Want more from culture than just the latest trend? The Swell highlights art made to last.
Sign up here
“Top Model” has generated a few TV stars, including its first winner, Adrianne Curry, who went on to marry Christopher Knight (Peter from “The Brady Bunch”) before co-starring with him in VH1’s “My Fair Brady.” Sprague co-hosted “Run My Renovation” for the DIY Network and was a carpenter on “Trading Spaces.” Cycle 3 winner Eva Marcille became a soap star and one of “The Real Housewives of Atlanta.”
Others found limited success working in overseas fashion markets. Domestically, Cycle 2 winner Yoanna House graced the cover of Psychology Today. That season’s runner-up, Mercedes Scelba-Shorte, was an Arthritis Today cover girl.
Meanwhile, Banks used her ascended status to score her own syndicated talk show, where she railed against the tabloids for body shaming her, only to turn around and inflict that very damage on “Top Model” contestants. And when she welcomed past “Top Model” contenders to “The Tyra Banks Show,” including Sullivan, she replayed footage of her assault on air despite Sullivan expressly asking her not to.
(Netflix) Dani Evans in “Reality Check: Inside America’s Next Top Model”
Succeeding in a ruthless industry isn’t evil. Most people would agree that securing success on the backs of those with little to no power is. The Tyra Banks we see in “Reality Check” knows she had pull then, and even now, but falls short of admitting she could use it altruistically instead of solely for profit.

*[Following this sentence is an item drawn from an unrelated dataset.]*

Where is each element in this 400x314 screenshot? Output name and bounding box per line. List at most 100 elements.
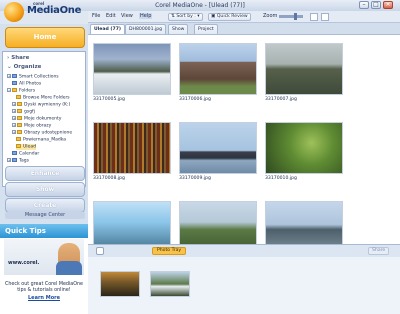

In 2007, I wrote that to young girls everywhere, “America’s Next Top Model” was “the equivalent of Sunday service in the Church of Tyra.” Remembering this makes “Reality Check” a cautionary tale for those seeking a role model in someone who is never going to make room for anyone else in her VIP section. When Banks purrs, “You have no idea what we have planned for Cycle 25,” you’ll have to forgive me for taking that as a threat, not a tease.
“Reality Check: Inside America’s Next Top Model” is streaming on Netflix.